The team noted that differences between the two approaches -- taking metformin and adopting a healthy lifestyle -- were seen in the first few years since the study's start and were durable.


After the first three years, lifestyle interventions, such as weight loss and increased physical activity, led to a 58 per cent reduction in the onset of type 2 diabetes, compared to a 31 per cent reduction with metformin.

"The data suggests that those people who didn't get diabetes also didn't get diabetes after 22 years," author Vallabh Raj Shah, professor emeritus at The University of New Mexico's School of Medicine, said.

Participants in the lifestyle modification group experienced an additional 3.5 years without diabetes, while those in the metformin group gained an extra 2.5 years.

"Within three years (since the study started), they had to stop the study because lifestyle was better than metformin.
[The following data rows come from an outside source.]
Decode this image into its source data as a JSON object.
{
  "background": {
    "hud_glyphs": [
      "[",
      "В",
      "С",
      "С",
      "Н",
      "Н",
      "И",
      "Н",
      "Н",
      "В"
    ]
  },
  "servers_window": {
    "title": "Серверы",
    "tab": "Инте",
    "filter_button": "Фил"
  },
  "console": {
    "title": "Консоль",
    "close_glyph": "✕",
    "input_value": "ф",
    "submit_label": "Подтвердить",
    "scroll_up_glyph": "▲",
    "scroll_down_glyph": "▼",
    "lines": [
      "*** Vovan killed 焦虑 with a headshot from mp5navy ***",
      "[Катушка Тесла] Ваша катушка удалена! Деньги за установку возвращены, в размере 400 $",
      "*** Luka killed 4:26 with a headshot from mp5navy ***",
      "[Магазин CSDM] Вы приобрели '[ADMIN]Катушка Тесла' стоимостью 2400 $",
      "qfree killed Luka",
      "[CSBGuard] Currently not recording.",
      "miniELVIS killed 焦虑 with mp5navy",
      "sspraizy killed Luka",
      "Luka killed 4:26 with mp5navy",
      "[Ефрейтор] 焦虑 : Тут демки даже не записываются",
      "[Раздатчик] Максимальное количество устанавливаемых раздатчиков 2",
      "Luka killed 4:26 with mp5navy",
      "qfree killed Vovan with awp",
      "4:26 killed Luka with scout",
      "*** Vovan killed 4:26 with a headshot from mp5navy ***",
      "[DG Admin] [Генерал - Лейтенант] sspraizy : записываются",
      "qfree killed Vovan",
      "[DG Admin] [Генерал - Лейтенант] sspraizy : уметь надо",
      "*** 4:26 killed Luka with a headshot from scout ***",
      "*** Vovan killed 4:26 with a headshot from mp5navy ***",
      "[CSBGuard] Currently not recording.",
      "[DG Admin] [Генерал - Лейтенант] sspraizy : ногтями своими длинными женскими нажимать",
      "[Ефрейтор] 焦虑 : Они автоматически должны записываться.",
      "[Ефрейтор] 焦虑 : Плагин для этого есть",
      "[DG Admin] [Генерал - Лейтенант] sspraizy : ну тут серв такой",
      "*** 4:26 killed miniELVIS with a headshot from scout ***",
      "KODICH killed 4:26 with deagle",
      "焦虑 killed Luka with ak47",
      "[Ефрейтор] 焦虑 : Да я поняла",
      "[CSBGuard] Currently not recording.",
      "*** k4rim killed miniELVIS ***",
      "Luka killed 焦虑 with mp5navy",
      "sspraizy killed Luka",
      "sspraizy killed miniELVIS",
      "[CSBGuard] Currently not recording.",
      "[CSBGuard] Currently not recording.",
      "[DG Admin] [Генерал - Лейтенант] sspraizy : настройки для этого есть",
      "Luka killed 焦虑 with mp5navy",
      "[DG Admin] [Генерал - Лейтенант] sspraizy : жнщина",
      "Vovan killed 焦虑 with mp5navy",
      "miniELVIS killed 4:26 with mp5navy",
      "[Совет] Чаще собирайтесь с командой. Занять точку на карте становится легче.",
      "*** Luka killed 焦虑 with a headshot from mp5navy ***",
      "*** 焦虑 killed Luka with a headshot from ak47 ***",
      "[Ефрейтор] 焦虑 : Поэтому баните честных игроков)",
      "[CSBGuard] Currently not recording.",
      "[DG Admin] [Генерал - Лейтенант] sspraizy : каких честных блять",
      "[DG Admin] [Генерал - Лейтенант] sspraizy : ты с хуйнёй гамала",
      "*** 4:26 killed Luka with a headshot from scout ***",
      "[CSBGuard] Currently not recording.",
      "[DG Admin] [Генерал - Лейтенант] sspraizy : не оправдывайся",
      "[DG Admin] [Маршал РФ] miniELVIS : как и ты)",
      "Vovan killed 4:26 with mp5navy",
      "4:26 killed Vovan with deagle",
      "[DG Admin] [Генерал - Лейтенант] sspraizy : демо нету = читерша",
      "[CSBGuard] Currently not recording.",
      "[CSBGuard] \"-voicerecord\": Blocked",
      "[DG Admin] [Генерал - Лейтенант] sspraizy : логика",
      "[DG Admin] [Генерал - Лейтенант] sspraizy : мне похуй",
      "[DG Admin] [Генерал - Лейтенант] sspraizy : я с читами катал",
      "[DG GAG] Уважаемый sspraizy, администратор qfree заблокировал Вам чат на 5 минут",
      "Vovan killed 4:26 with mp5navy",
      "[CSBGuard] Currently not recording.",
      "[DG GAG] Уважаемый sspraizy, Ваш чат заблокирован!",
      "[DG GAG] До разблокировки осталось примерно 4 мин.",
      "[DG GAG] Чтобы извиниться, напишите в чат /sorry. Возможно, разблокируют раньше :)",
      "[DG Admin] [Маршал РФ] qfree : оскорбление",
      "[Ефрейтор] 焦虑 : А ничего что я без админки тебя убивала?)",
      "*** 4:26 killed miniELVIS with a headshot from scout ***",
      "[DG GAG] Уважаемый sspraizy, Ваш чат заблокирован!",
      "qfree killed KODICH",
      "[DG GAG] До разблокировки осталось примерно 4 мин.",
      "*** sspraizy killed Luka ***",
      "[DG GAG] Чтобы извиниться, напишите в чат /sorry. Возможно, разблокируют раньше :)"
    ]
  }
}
That means lifestyle, which everybody is banking on, is more effective -- that is the news," Shah added.

The authors wrote, "During follow-up, compared with placebo, diabetes incidence rate was reduced in the (intensive lifestyle intervention) group (by 24 per cent), and in the original metformin group (by 17 per cent), with corresponding increases in median diabetes-free survival of 3.5 years and 2.5 years."